5. Kelilingi dirimu dengan orang yang suportif
Lingkungan pertemanan dan cara bergaul merupakan salah satu faktor penentu sifat dan karakteristik di dalam hidup. Berteman dan dikelilingi oleh lingkungan yang kurang suportif akan berdampak pada tingkat kepercayaan diri dan tidak menutup kemungkinan mengalami insecure. Menurut Sarafino (2011) dukungan sosial menjadi peran penting salah satunya pada dukungan emosional yaitu dukungan yang berhubungan dengan hal yang bersifat menjaga keadaan emosi, afeksi dan ekspresi. Dukungan ini meliputi ekspresi empati, kepedulian, dan perhatian pada individu, memberikan rasa nyaman, memiliki dan perasaan dicintai.
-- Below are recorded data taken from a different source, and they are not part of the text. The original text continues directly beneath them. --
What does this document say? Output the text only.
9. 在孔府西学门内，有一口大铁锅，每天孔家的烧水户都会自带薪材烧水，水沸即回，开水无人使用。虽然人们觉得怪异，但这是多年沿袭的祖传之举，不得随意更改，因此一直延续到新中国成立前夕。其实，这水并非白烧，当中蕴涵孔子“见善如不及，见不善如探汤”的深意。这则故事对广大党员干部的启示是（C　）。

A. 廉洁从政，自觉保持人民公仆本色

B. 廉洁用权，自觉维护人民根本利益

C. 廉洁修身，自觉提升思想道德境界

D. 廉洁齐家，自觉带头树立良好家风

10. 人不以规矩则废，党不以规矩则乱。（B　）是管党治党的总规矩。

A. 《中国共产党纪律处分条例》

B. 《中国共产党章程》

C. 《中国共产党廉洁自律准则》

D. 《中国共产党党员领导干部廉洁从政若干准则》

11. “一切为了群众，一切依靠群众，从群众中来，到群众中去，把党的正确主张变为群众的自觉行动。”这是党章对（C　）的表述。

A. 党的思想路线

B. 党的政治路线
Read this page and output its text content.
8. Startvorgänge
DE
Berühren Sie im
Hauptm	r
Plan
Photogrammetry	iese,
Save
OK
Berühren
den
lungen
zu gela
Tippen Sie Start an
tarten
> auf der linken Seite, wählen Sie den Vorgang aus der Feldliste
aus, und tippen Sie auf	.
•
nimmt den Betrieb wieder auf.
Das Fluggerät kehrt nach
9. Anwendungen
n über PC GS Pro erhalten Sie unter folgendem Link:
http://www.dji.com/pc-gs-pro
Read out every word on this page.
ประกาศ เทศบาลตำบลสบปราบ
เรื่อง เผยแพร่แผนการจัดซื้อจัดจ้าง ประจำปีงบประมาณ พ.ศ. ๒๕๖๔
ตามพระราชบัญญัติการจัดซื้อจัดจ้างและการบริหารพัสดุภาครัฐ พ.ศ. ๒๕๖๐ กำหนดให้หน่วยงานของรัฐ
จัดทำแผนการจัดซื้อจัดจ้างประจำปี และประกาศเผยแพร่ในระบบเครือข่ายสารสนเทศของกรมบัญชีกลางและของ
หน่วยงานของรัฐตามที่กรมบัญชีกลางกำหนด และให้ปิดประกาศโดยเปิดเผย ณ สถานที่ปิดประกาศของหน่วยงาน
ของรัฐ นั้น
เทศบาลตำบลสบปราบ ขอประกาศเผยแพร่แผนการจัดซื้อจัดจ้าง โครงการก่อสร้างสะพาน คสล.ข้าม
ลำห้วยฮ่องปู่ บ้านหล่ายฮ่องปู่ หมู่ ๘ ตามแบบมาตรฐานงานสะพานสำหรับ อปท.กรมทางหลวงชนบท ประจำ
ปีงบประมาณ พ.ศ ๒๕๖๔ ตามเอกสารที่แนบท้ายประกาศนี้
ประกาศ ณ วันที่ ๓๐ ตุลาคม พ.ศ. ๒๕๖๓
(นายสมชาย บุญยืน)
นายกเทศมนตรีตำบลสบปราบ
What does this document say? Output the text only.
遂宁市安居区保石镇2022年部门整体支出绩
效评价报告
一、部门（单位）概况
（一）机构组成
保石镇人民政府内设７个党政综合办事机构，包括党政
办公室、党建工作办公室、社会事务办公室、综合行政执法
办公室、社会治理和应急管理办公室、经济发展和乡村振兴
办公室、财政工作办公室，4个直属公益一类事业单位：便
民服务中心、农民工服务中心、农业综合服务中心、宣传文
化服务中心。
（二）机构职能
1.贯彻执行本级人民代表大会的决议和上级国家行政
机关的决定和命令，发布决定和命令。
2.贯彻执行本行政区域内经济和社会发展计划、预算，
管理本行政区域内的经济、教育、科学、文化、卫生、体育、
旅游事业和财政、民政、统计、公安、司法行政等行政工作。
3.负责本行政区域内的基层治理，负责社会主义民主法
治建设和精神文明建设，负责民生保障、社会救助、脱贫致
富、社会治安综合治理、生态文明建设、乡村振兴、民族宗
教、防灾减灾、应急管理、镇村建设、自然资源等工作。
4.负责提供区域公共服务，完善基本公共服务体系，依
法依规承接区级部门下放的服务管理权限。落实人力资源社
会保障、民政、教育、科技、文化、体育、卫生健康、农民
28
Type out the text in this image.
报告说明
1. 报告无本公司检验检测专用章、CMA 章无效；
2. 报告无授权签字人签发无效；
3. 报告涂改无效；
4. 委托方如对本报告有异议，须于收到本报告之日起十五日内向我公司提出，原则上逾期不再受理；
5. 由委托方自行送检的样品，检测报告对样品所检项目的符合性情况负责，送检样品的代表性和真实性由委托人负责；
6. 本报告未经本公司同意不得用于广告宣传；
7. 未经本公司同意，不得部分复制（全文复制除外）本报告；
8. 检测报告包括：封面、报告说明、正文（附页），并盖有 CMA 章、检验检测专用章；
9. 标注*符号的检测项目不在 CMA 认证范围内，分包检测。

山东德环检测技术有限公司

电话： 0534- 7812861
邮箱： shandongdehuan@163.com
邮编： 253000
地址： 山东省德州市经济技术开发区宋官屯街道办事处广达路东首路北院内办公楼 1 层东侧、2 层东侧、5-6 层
Ketika kita memiliki teman dan lingkungan yang suportif maka akan memudahkan kita untuk bisa lebih memiliki pikiran positif dan menjauhkan diri dari pikiran insecure.
Penutup
Mulailah mengubah kebiasaan menyalahkan, merendahkan dan ketidakpercayaan diri dengan lebih mencintai diri sendiri. Jadilah sahabat bagi dirimu sendiri karena seorang sahabat mampu berwelas asih serta mengerti ketika kita sedang mengalami kegagalan dalam menjalani proses di kehidupan. Seorang sahabat dapat melihat dengan mudah berbagai kelemahan seseorang tetapi sembari mengingatkan sederet kelebihannya dan yang terpenting adalah seorang sahabat yang baik tidak hanya mengkritik, namun selalu memberikan dukungan agar individu dapat menjadi jauh lebih baik ke depan.
Referensi:
Chang, E.C. (2008). Self-criticism and self-ehacement: theory, research and clinical implications (1st ed.).American Psychological Association
Hayes, C. (2020). Millennials mental problem “are you okay?”. Loveable.
Santrock, John W. (2007). Remaja (11th ed). Erlangga.
Sarafino, E.P. (2011). Health psychology: biopsychosocial interaction. (7th ed.). Wiley.
Sulistyanti, E., & Sujarwoko, H. (2021). Peran konselor dalam meningkatkan rasa cinta kepada diri sendiri. Jurnal UNS, 2021(2), 468-473.
Trianingsih, R., Inayati, I. N., & Faishol, R. (2019). Pengaruh keluarga broken home terhadap perkembangan moral dan psikososial siswa kelas V SDN 1 Sumberbaru Banyuwangi. Jurnal Pena Karakter (Jurnal Pendidikan Anak dan Karakter), 2(1), 9– 16.